In der Schweiz leben je nach Jahreszeit bis zu 5000 Schwäne, davon nisten hierzulande 600 bis 700 Paare; die Art gilt als nicht gefährdet. Gleichwohl hielte es Tierschützerin Fellay für «barbarisch», die Tiere abzuschiessen. Vielmehr sei es am Menschen, sein Verhalten zu ändern. «Die Schwäne dürfen nicht mehr gefüttert werden.» Dies nämlich sei der Grund dafür, dass die Tiere sich an Fütterungsplätzen konzentrierten und dort auch ihre Scheu vor dem Menschen verlören, so Tierschützerin Fellay.
Auch für Michael Schaad von der Vogelwarte Sempach ist der erste Schritt zur Lösung eines Konflikts, vor Ort auf das Füttern zu verzichten. Dadurch würden sich lokale Konzentrationen auflösen. Den Höckerschwan-Schutz zu lockern, bezeichnet auch er als unnötig. Schaad hält es zudem für überzeichnet, den Höckerschwan als Gefahr für Spaziergänger, Radfahrer und Kinder darzustellen, wie es Niederberger in seinem Vorstoss macht. «Die Leute müssen gebührend Abstand zum Höckerschwan wahren.» Wie jedes Wildtier verteidige auch der Höckerschwan sich oder seine Jungen, wenn man ihm zu nahe komme.
Auch Kantone machen Druck
Die Fütterungsproblematik haben auch die Kantone erkannt. Da und dort gibt es lokal Verbote. Trotzdem kommt aus ihrem Kreise Druck auf eine Lockerung des Höckerschwan-Schutzes.

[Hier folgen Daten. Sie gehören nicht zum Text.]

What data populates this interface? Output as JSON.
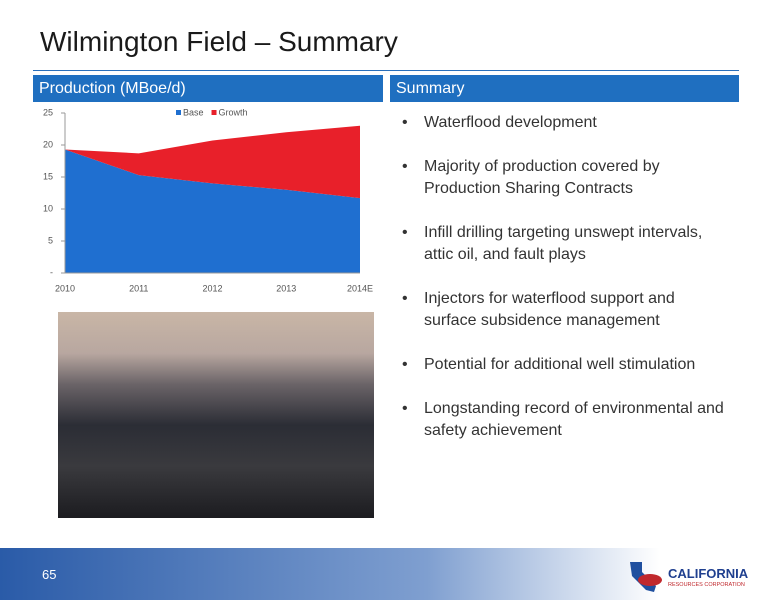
{
  "header": {
    "title": "Wilmington Field – Summary"
  },
  "left_panel": {
    "heading": "Production (MBoe/d)"
  },
  "right_panel": {
    "heading": "Summary",
    "bullets": [
      "Waterflood development",
      "Majority of production covered by Production Sharing Contracts",
      "Infill drilling targeting unswept intervals, attic oil, and fault plays",
      "Injectors for waterflood support and surface subsidence management",
      "Potential for additional well stimulation",
      "Longstanding record of environmental and safety achievement"
    ]
  },
  "footer": {
    "page_number": "65",
    "logo_name": "CALIFORNIA",
    "logo_sub": "RESOURCES CORPORATION"
  },
  "chart_data": {
    "type": "stacked-area",
    "categories": [
      "2010",
      "2011",
      "2012",
      "2013",
      "2014E"
    ],
    "series": [
      {
        "name": "Base",
        "color": "#1f6fd0",
        "values": [
          19.3,
          15.3,
          14,
          13,
          11.7
        ]
      },
      {
        "name": "Growth",
        "color": "#e8202a",
        "values": [
          0,
          3.4,
          6.7,
          9,
          11.3
        ]
      }
    ],
    "ylim": [
      0,
      25
    ],
    "yticks": [
      {
        "value": 0,
        "label": "-"
      },
      5,
      10,
      15,
      20,
      25
    ],
    "legend": "top"
  }
}
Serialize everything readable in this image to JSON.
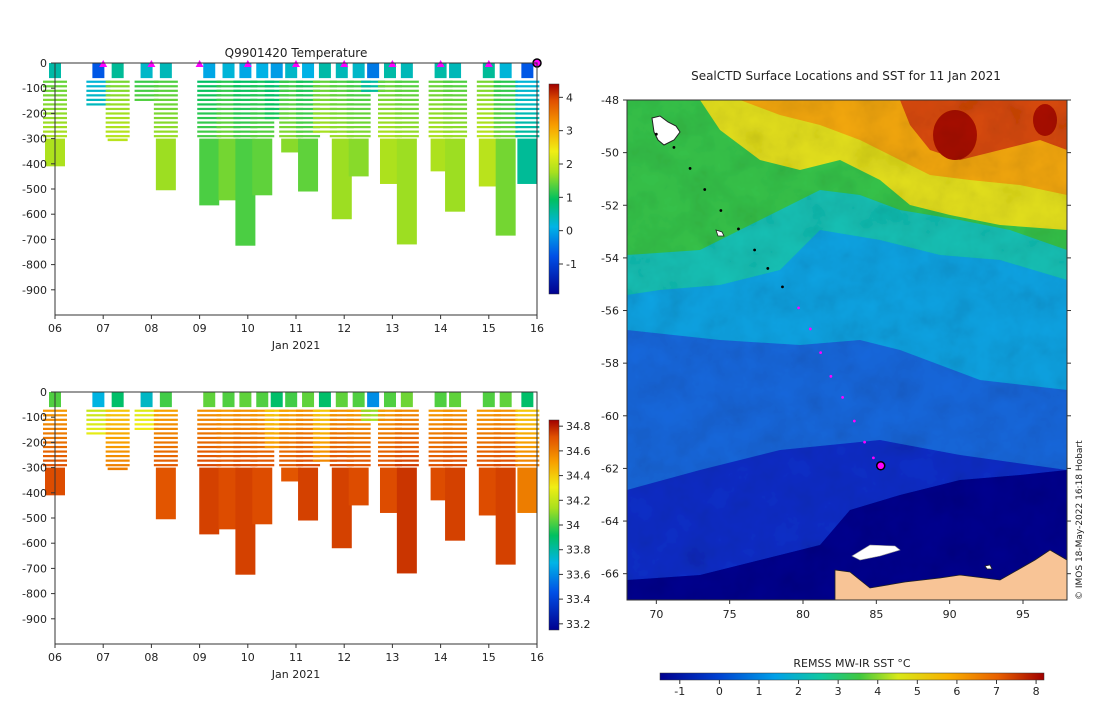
{
  "chart_data": [
    {
      "type": "heatmap",
      "title": "Q9901420  Temperature",
      "xlabel": "Jan 2021",
      "xticks": [
        "06",
        "07",
        "08",
        "09",
        "10",
        "11",
        "12",
        "13",
        "14",
        "15",
        "16"
      ],
      "xlim": [
        6,
        16
      ],
      "ylim": [
        -1000,
        0
      ],
      "yticks": [
        0,
        -100,
        -200,
        -300,
        -400,
        -500,
        -600,
        -700,
        -800,
        -900
      ],
      "colorbar": {
        "ticks": [
          4,
          3,
          2,
          1,
          0,
          -1
        ],
        "range": [
          -1.9,
          4.4
        ]
      },
      "surface_markers_x": [
        7.0,
        8.0,
        9.0,
        10.0,
        11.0,
        12.0,
        13.0,
        14.0,
        15.0
      ],
      "current_marker_x": 16.0,
      "profiles": [
        {
          "x": 6.0,
          "max_depth": 410,
          "value": 1.8
        },
        {
          "x": 6.9,
          "max_depth": 165,
          "value": 0.6
        },
        {
          "x": 7.3,
          "max_depth": 310,
          "value": 1.9
        },
        {
          "x": 7.9,
          "max_depth": 155,
          "value": 1.6
        },
        {
          "x": 8.3,
          "max_depth": 505,
          "value": 1.7
        },
        {
          "x": 9.2,
          "max_depth": 565,
          "value": 1.3
        },
        {
          "x": 9.6,
          "max_depth": 545,
          "value": 1.5
        },
        {
          "x": 9.95,
          "max_depth": 725,
          "value": 1.3
        },
        {
          "x": 10.3,
          "max_depth": 525,
          "value": 1.4
        },
        {
          "x": 10.6,
          "max_depth": 230,
          "value": 1.2
        },
        {
          "x": 10.9,
          "max_depth": 355,
          "value": 1.6
        },
        {
          "x": 11.25,
          "max_depth": 510,
          "value": 1.4
        },
        {
          "x": 11.6,
          "max_depth": 285,
          "value": 1.8
        },
        {
          "x": 11.95,
          "max_depth": 620,
          "value": 1.7
        },
        {
          "x": 12.3,
          "max_depth": 450,
          "value": 1.6
        },
        {
          "x": 12.6,
          "max_depth": 110,
          "value": 0.9
        },
        {
          "x": 12.95,
          "max_depth": 480,
          "value": 1.8
        },
        {
          "x": 13.3,
          "max_depth": 720,
          "value": 1.7
        },
        {
          "x": 14.0,
          "max_depth": 430,
          "value": 1.8
        },
        {
          "x": 14.3,
          "max_depth": 590,
          "value": 1.7
        },
        {
          "x": 15.0,
          "max_depth": 490,
          "value": 1.9
        },
        {
          "x": 15.35,
          "max_depth": 685,
          "value": 1.5
        },
        {
          "x": 15.8,
          "max_depth": 480,
          "value": 0.6
        }
      ]
    },
    {
      "type": "heatmap",
      "xlabel": "Jan 2021",
      "xticks": [
        "06",
        "07",
        "08",
        "09",
        "10",
        "11",
        "12",
        "13",
        "14",
        "15",
        "16"
      ],
      "xlim": [
        6,
        16
      ],
      "ylim": [
        -1000,
        0
      ],
      "yticks": [
        0,
        -100,
        -200,
        -300,
        -400,
        -500,
        -600,
        -700,
        -800,
        -900
      ],
      "colorbar": {
        "ticks": [
          34.8,
          34.6,
          34.4,
          34.2,
          34,
          33.8,
          33.6,
          33.4,
          33.2
        ],
        "range": [
          33.15,
          34.85
        ]
      },
      "profiles": [
        {
          "x": 6.0,
          "max_depth": 410,
          "value": 34.72
        },
        {
          "x": 6.9,
          "max_depth": 165,
          "value": 34.4
        },
        {
          "x": 7.3,
          "max_depth": 310,
          "value": 34.6
        },
        {
          "x": 7.9,
          "max_depth": 155,
          "value": 34.45
        },
        {
          "x": 8.3,
          "max_depth": 505,
          "value": 34.7
        },
        {
          "x": 9.2,
          "max_depth": 565,
          "value": 34.74
        },
        {
          "x": 9.6,
          "max_depth": 545,
          "value": 34.72
        },
        {
          "x": 9.95,
          "max_depth": 725,
          "value": 34.74
        },
        {
          "x": 10.3,
          "max_depth": 525,
          "value": 34.72
        },
        {
          "x": 10.6,
          "max_depth": 230,
          "value": 34.6
        },
        {
          "x": 10.9,
          "max_depth": 355,
          "value": 34.7
        },
        {
          "x": 11.25,
          "max_depth": 510,
          "value": 34.74
        },
        {
          "x": 11.6,
          "max_depth": 285,
          "value": 34.6
        },
        {
          "x": 11.95,
          "max_depth": 620,
          "value": 34.74
        },
        {
          "x": 12.3,
          "max_depth": 450,
          "value": 34.72
        },
        {
          "x": 12.6,
          "max_depth": 110,
          "value": 34.3
        },
        {
          "x": 12.95,
          "max_depth": 480,
          "value": 34.72
        },
        {
          "x": 13.3,
          "max_depth": 720,
          "value": 34.76
        },
        {
          "x": 14.0,
          "max_depth": 430,
          "value": 34.72
        },
        {
          "x": 14.3,
          "max_depth": 590,
          "value": 34.74
        },
        {
          "x": 15.0,
          "max_depth": 490,
          "value": 34.72
        },
        {
          "x": 15.35,
          "max_depth": 685,
          "value": 34.74
        },
        {
          "x": 15.8,
          "max_depth": 480,
          "value": 34.6
        }
      ]
    },
    {
      "type": "heatmap",
      "title": "SealCTD Surface Locations and SST for 11 Jan 2021",
      "xticks": [
        70,
        75,
        80,
        85,
        90,
        95
      ],
      "yticks": [
        -48,
        -50,
        -52,
        -54,
        -56,
        -58,
        -60,
        -62,
        -64,
        -66
      ],
      "xlim": [
        68,
        98
      ],
      "ylim": [
        -67,
        -48
      ],
      "colorbar": {
        "label": "REMSS MW-IR SST °C",
        "ticks": [
          -1,
          0,
          1,
          2,
          3,
          4,
          5,
          6,
          7,
          8
        ],
        "range": [
          -1.5,
          8.2
        ]
      },
      "track": [
        {
          "lon": 70.0,
          "lat": -49.3
        },
        {
          "lon": 71.2,
          "lat": -49.8
        },
        {
          "lon": 72.3,
          "lat": -50.6
        },
        {
          "lon": 73.3,
          "lat": -51.4
        },
        {
          "lon": 74.4,
          "lat": -52.2
        },
        {
          "lon": 75.6,
          "lat": -52.9
        },
        {
          "lon": 76.7,
          "lat": -53.7
        },
        {
          "lon": 77.6,
          "lat": -54.4
        },
        {
          "lon": 78.6,
          "lat": -55.1
        },
        {
          "lon": 79.7,
          "lat": -55.9
        },
        {
          "lon": 80.5,
          "lat": -56.7
        },
        {
          "lon": 81.2,
          "lat": -57.6
        },
        {
          "lon": 81.9,
          "lat": -58.5
        },
        {
          "lon": 82.7,
          "lat": -59.3
        },
        {
          "lon": 83.5,
          "lat": -60.2
        },
        {
          "lon": 84.2,
          "lat": -61.0
        },
        {
          "lon": 84.8,
          "lat": -61.6
        }
      ],
      "current_location": {
        "lon": 85.3,
        "lat": -61.9
      },
      "credit": "© IMOS 18-May-2022 16:18 Hobart"
    }
  ]
}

Heute dürfen die Kantone einzelne Tiere erlegen, wenn sich damit erheblicher Wildschaden verhindern lässt. Allerdings muss für jede Intervention eine beschwerdefähige Verfügung erlassen werden. Sobald mehr als 10 Prozent einer lokalen Population getötet werden sollen, müssen die Kantone zudem ein Regulationsgesuch beim Bundesamt für Umwelt (Bafu) stellen. Kantonale Fachleute klagen über einen beträchtlichen administrativen Aufwand. «Wir sind daran interessiert, genügend grosse Kompetenzen im Management der Wildtierarten zu erhalten», sagt Peter Ulmann, Jagd- und Fischereiverwalter des Kantons Luzern. Die lokale Bevölkerung erwarte, dass die kantonalen Fachstellen bei Problemen zeitgerecht und mit vertretbarem Ressourcenaufwand agierten.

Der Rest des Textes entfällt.